Dynamic alerting based on anomaly detection helps ITOps manage the variety of data they interact with and basing alerts off of the normal behavior of a signal or metric takes the guesswork out of setting thresholds. Leveraging this type of technology augments existing static thresholds present within modern monitoring tools and enables ITOps to monitor and alert on metrics that cannot be easily adapted to static thresholds, such as ephemeral environments, services, etc. Having an algorithm that is leveraging the historical data of a signal predicate what is anomalous frees up the time spent configuring traditional static thresholds. On top of this, by leveraging the anomaly detection algorithm for alerting, users will become more proactive in their monitoring since they may be able to catch issues before they even breach a static threshold. Catching anomalous behavior in a signal before it breaches a traditional static threshold may deter a potential service outage, which can be detrimental to a business. By leveraging a dynamic alerting strategy based on anomaly detection, ITOps can save time setting static thresholds and potentially avoid a service-disrupting outage.

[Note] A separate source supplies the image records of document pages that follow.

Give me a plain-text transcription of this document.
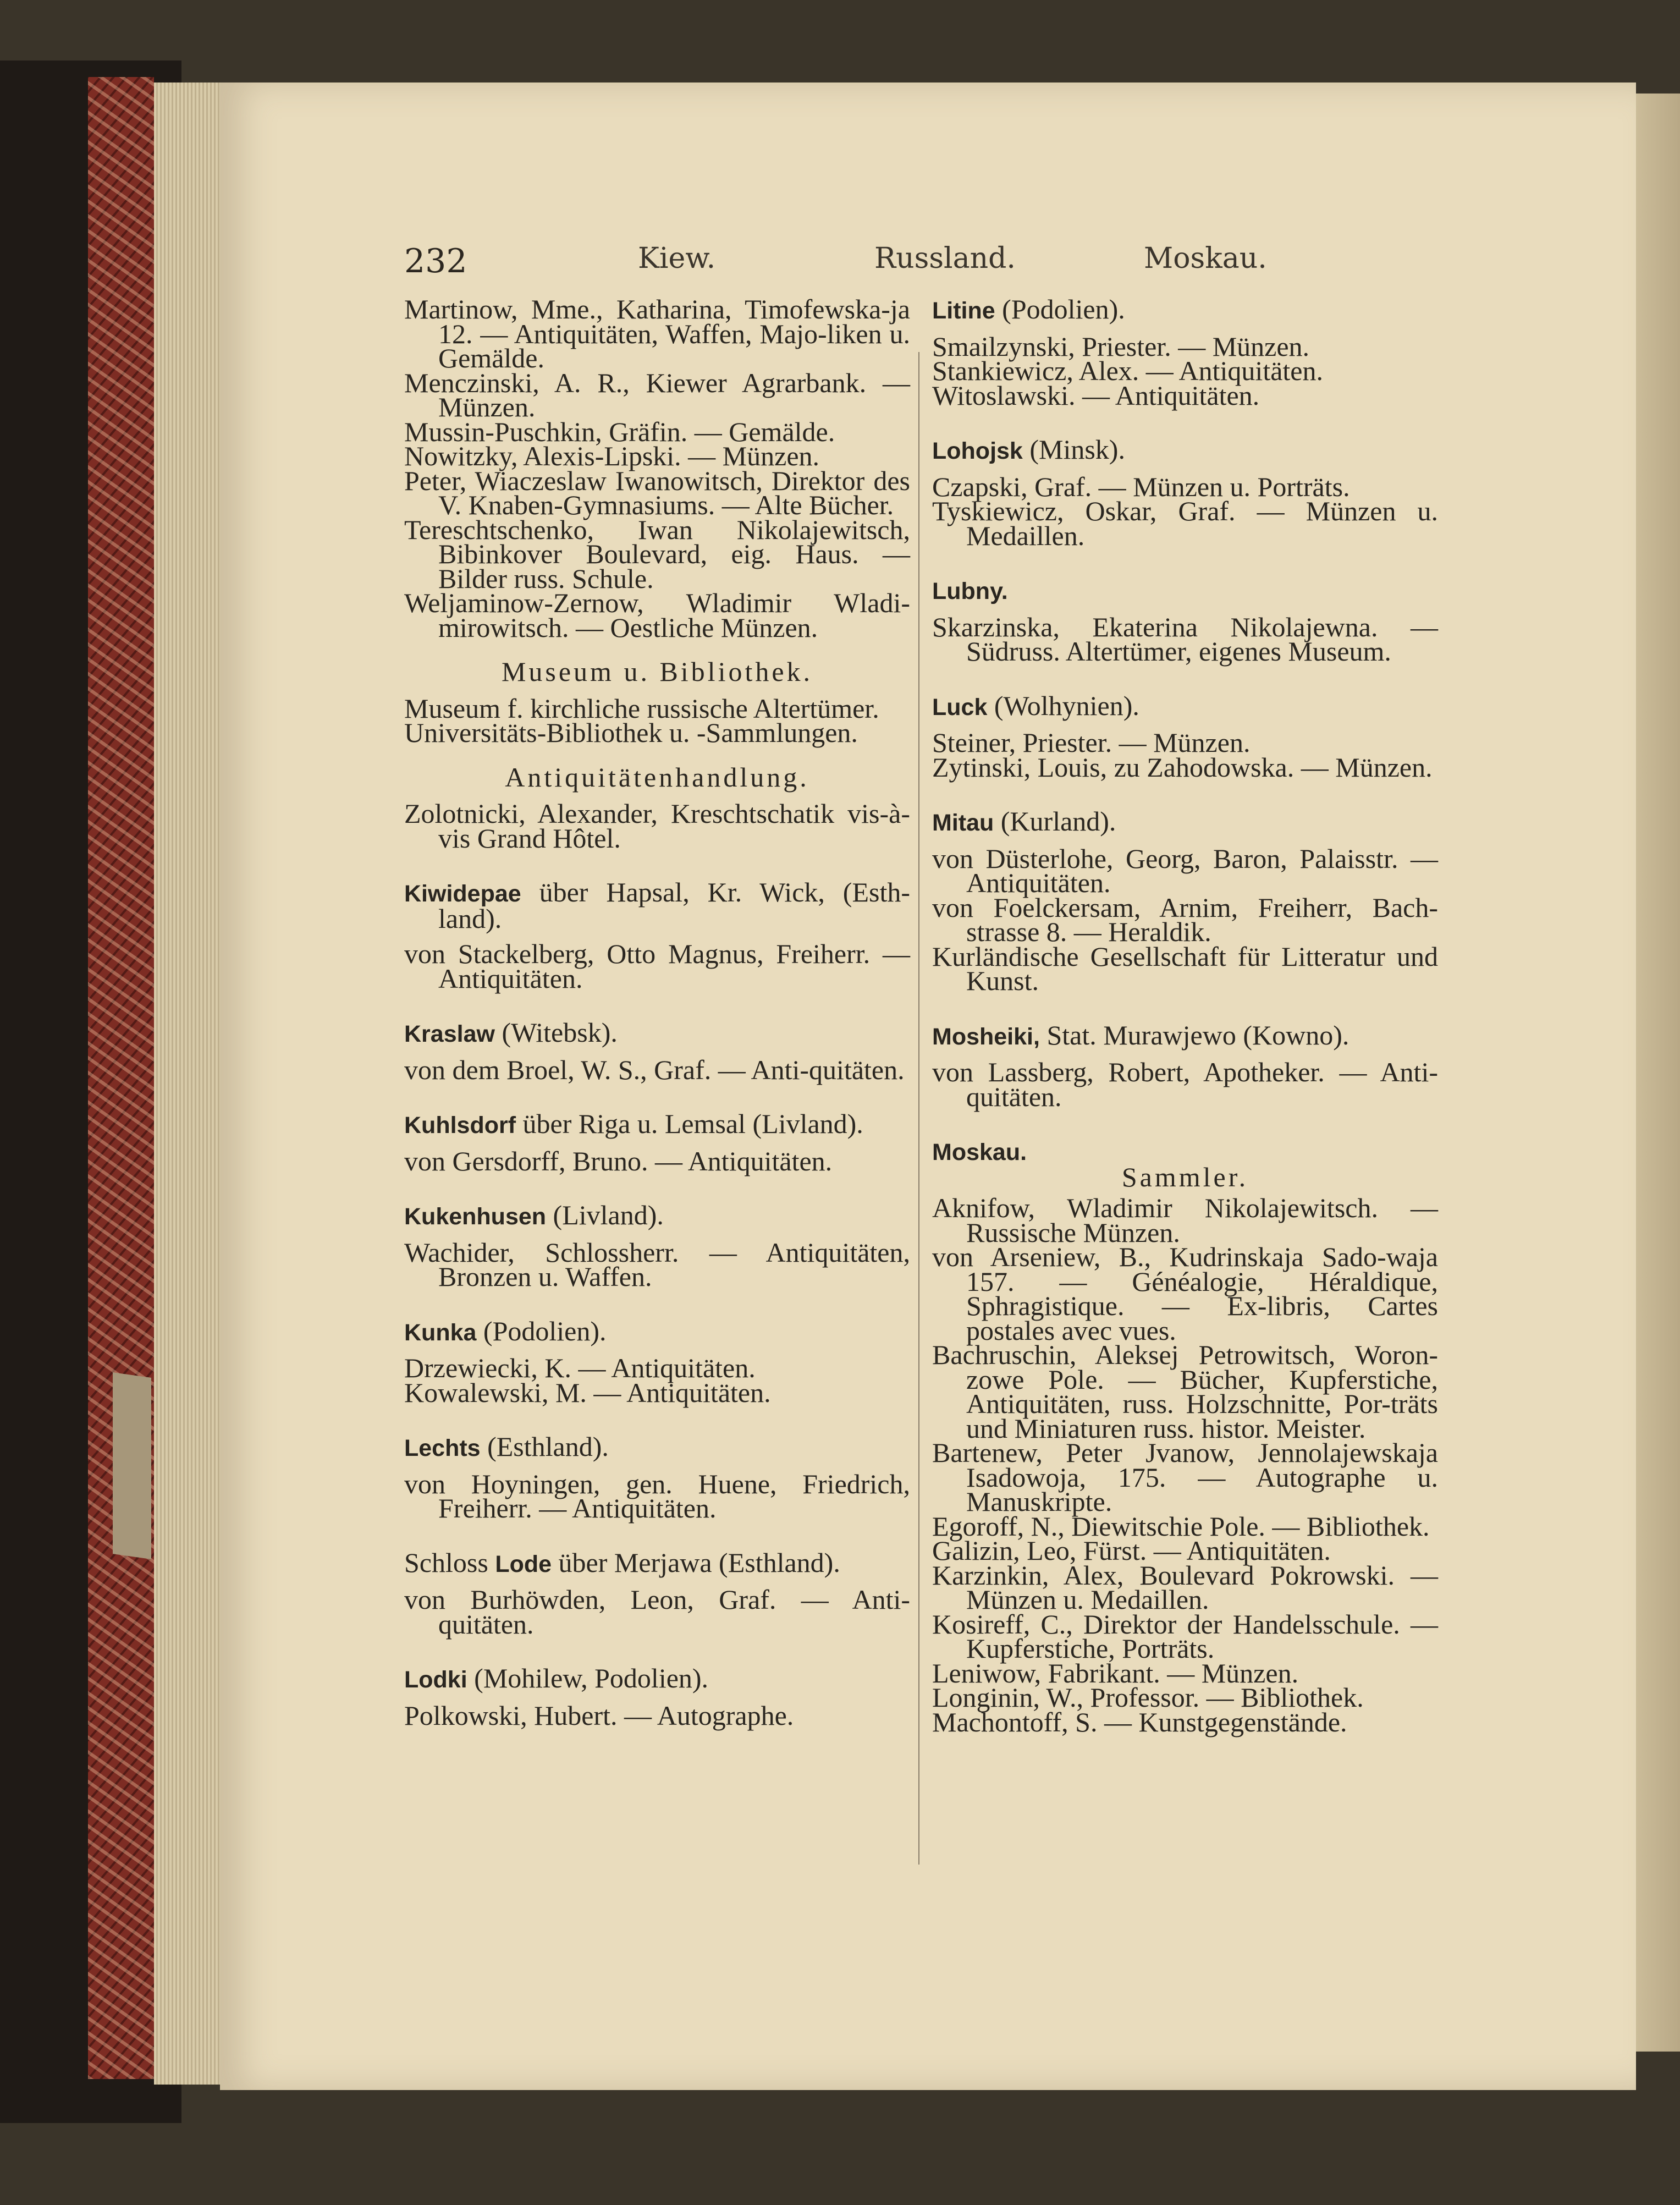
232	Kiew.	Russland.	Moskau.

Martinow, Mme., Katharina, Timofewska-ja 12. — Antiquitäten, Waffen, Majo-liken u. Gemälde.

Menczinski, A. R., Kiewer Agrarbank. — Münzen.

Mussin-Puschkin, Gräfin. — Gemälde.

Nowitzky, Alexis-Lipski. — Münzen.

Peter, Wiaczeslaw Iwanowitsch, Direktor des V. Knaben-Gymnasiums. — Alte Bücher.

Tereschtschenko, Iwan Nikolajewitsch, Bibinkover Boulevard, eig. Haus. — Bilder russ. Schule.

Weljaminow-Zernow, Wladimir Wladi-mirowitsch. — Oestliche Münzen.

Museum u. Bibliothek.

Museum f. kirchliche russische Altertümer.

Universitäts-Bibliothek u. -Sammlungen.

Antiquitätenhandlung.

Zolotnicki, Alexander, Kreschtschatik vis-à-vis Grand Hôtel.

Kiwidepae über Hapsal, Kr. Wick, (Esth-land).

von Stackelberg, Otto Magnus, Freiherr. — Antiquitäten.

Kraslaw (Witebsk).

von dem Broel, W. S., Graf. — Anti-quitäten.

Kuhlsdorf über Riga u. Lemsal (Livland).

von Gersdorff, Bruno. — Antiquitäten.

Kukenhusen (Livland).

Wachider, Schlossherr. — Antiquitäten, Bronzen u. Waffen.

Kunka (Podolien).

Drzewiecki, K. — Antiquitäten.

Kowalewski, M. — Antiquitäten.

Lechts (Esthland).

von Hoyningen, gen. Huene, Friedrich, Freiherr. — Antiquitäten.

Schloss Lode über Merjawa (Esthland).

von Burhöwden, Leon, Graf. — Anti-quitäten.

Lodki (Mohilew, Podolien).

Polkowski, Hubert. — Autographe.

Litine (Podolien).

Smailzynski, Priester. — Münzen.

Stankiewicz, Alex. — Antiquitäten.

Witoslawski. — Antiquitäten.

Lohojsk (Minsk).

Czapski, Graf. — Münzen u. Porträts.

Tyskiewicz, Oskar, Graf. — Münzen u. Medaillen.

Lubny.

Skarzinska, Ekaterina Nikolajewna. — Südruss. Altertümer, eigenes Museum.

Luck (Wolhynien).

Steiner, Priester. — Münzen.

Zytinski, Louis, zu Zahodowska. — Münzen.

Mitau (Kurland).

von Düsterlohe, Georg, Baron, Palaisstr. — Antiquitäten.

von Foelckersam, Arnim, Freiherr, Bach-strasse 8. — Heraldik.

Kurländische Gesellschaft für Litteratur und Kunst.

Mosheiki, Stat. Murawjewo (Kowno).

von Lassberg, Robert, Apotheker. — Anti-quitäten.

Moskau.

Sammler.

Aknifow, Wladimir Nikolajewitsch. — Russische Münzen.

von Arseniew, B., Kudrinskaja Sado-waja 157. — Généalogie, Héraldique, Sphragistique. — Ex-libris, Cartes postales avec vues.

Bachruschin, Aleksej Petrowitsch, Woron-zowe Pole. — Bücher, Kupferstiche, Antiquitäten, russ. Holzschnitte, Por-träts und Miniaturen russ. histor. Meister.

Bartenew, Peter Jvanow, Jennolajewskaja Isadowoja, 175. — Autographe u. Manuskripte.

Egoroff, N., Diewitschie Pole. — Bibliothek.

Galizin, Leo, Fürst. — Antiquitäten.

Karzinkin, Alex, Boulevard Pokrowski. — Münzen u. Medaillen.

Kosireff, C., Direktor der Handelsschule. — Kupferstiche, Porträts.

Leniwow, Fabrikant. — Münzen.

Longinin, W., Professor. — Bibliothek.

Machontoff, S. — Kunstgegenstände.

Both of these functions, alert suppression by dependency and anomaly detection, are vital in laying a solid foundation for additional AIOps tooling. They provide intelligence relevant for managing the current state of the infrastructure and assist ITOps by reducing troubleshooting time. However, these two approaches only provide a glimpse of how AIOps can help ITOps teams manage the growing volume, variety, and velocity of data.

While anomaly detection and alert suppression certainly solve problems present within ITOps, they lack the systemic knowledge of how to resolve an issue as it arises. One of the largest value gains that AIOps will provide ITOps, comes in the form of “opinionated monitoring”. Opinionated monitoring means that monitoring platforms are not only intelligent in their analysis, but they understand what to do next in the event of an alert or incident. For many situations, this involves simple tasks, such as restarting an SNMP service, rebooting a host in the event it goes down unexpectedly, or simply providing guidance to admins on how to remediate an issue. All of these scenarios rely on an AIOps platform to learn what the common scenarios in ITOps are and how to potentially troubleshoot. This layer of action-oriented and opinionated monitoring provides immediate time and money savings for ITOps by enabling engineers to focus less on small, time-consuming tasks, and focus more on business critical issues.

While AIOps is certainly exciting, it is important to manage expectations and understand that the need to optimize both time and money will always be present.  AIOps empowered technologies only provide a new and innovative way to solve them.